Most must have read this superb piece from Arvind Subramaniam. He points to some initial results from his ongoing research on Indian economy.
- First growth in states has been double in 2001-09 compared to 1990s.Barring HP and Rajasthan, all states show higher growth
- However divergences in growth patterns continue. Inequality between laggard and frontrunner states remains and inequality has actually increased.
- Interestinlgy globalization has caught up with states as well. In this crisis, Maharashtra, Karnataka etc were impacted more than say Bihar and Gujarat. Globalisation works both ways…

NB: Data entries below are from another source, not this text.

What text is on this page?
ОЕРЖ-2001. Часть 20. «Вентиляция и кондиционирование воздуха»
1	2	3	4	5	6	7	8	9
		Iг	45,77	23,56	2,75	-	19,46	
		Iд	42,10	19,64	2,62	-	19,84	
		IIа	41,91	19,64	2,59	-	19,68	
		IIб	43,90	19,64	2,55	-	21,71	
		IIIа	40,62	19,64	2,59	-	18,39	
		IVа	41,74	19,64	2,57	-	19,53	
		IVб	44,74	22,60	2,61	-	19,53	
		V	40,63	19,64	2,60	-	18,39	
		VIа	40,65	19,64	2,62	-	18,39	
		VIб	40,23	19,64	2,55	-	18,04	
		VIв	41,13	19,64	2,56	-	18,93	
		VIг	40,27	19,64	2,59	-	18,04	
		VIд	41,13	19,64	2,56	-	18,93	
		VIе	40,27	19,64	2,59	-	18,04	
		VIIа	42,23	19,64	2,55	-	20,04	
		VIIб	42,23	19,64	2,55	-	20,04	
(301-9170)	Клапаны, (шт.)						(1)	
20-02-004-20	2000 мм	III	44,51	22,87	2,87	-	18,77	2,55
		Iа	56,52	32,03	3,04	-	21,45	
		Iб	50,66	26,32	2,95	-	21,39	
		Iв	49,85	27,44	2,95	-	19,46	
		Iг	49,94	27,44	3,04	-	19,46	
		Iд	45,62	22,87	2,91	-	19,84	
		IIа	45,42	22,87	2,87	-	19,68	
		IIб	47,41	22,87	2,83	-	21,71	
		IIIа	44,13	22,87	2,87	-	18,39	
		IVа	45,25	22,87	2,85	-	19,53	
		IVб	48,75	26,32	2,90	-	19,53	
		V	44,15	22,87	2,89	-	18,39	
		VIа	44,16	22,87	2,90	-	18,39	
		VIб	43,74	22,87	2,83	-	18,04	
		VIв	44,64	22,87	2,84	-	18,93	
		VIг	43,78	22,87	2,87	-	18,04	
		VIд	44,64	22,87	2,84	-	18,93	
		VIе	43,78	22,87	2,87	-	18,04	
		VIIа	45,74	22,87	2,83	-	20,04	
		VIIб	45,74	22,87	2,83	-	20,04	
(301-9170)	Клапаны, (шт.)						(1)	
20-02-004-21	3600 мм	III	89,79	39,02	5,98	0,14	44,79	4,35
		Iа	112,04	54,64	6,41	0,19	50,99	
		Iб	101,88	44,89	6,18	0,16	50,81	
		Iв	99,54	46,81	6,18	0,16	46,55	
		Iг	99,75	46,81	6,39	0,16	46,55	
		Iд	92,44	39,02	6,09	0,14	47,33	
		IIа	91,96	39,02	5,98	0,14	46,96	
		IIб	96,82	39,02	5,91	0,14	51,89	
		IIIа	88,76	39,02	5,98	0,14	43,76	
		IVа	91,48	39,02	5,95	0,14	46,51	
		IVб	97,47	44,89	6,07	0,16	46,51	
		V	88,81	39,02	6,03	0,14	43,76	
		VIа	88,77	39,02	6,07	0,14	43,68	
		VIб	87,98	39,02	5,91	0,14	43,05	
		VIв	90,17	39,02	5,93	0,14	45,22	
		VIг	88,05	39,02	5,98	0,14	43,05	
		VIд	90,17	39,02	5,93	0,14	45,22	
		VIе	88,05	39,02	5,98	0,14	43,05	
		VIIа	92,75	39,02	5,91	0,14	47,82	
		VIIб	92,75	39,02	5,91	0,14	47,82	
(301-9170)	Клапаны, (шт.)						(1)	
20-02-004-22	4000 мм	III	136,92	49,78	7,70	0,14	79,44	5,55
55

- Finally, to the topic of the post. He says states with better demographics and having younger population (like Bihar, UP etc) fared worse than older states of Karnataka, Maharashtra etc. He says:
Hope in India’s future growth is founded on the demographic dividend: a rapidly expanding young population will save more and inject entrepreneurial vigor that will lift the country to a faster growth trajectory. And corroborative evidence was provided in an excellent recent paper by Shekhar Aiyar and Ashoka Mody of the International Monetary Fund. But the pattern of growth in the 2000s appears to muddy the waters. Our preliminary analysis, based on the 2001 Census projections rather than actual data from the 2011 Census, suggests that key demographic factors such as changes in the share of working-age population are not correlated—they may indeed be negatively correlated—with growth performance. This may not be surprising given that many of the demographically aging states such as Kerala, Tamil Nadu, and, to a lesser extent, Maharashtra and Gujarat have done remarkably well while demographically dynamic states such as Uttar Pradesh, Rajasthan and Madhya Pradesh have not fared as well. The preliminary nature of these results must be stressed, but succumbing to a demography-based complacency must be resisted.
Shankar Acharya said the same thing
in a 2004 paper. He said demographic dividend is questionable as laggard states have higher fertility rates. So not much has changed. I wrote the post in 2007 (just started blogging then) and seems so relevant even now.
This demographic dividend thing has been overblown. It is like you assume if there is demand and supply markets would be efficient. So as India has favorable demographics, it will grow. Well, like to markets efficient you need many things (infrastructure, institutions, law etc) you need the same for demographics as well – education, healthcare etc. The moment you look at these, you know we actually could be in for demographic discount.
He also points to some interesting aspects of communist regimes in two states – West Bengal and Kerala.
The figure provides a clue both to the long-standing success of the Communist party in West Bengal and its overthrow in the recent elections: West Bengal was one of the strongest performers in the 1990s but was one of the few states that stagnated in the 2000s while others surged.
A final intriguing factoid relates to Kerala. The conventional wisdom is of a state that is Scandinavian in its social achievements but sclerotic in its growth performance because of investment-chilling labor laws and militant trade unions, and reflected in a labor force that has voted with its feet by emigrating to West Asia. The abiding caricature is of the lazy, argumentative Malayali, discussing Foucault and Gramsci over endless cups of chai while living parasitically off the remittances sent by the relatives-in-exile. Well, the data suggest that the conventional wisdom and the caricature are dead wrong. Kerala posted amongst the highest rates of growth in the 1990s (4 percent per capita), continued its stellar performance in the go-go 2000s (7.5 percent), and exhibited great resilience during the crisis, experiencing virtually no decline in growth.
Well…what can one say to this?
along with this article gives a nice glimpse into India’s states economic performance.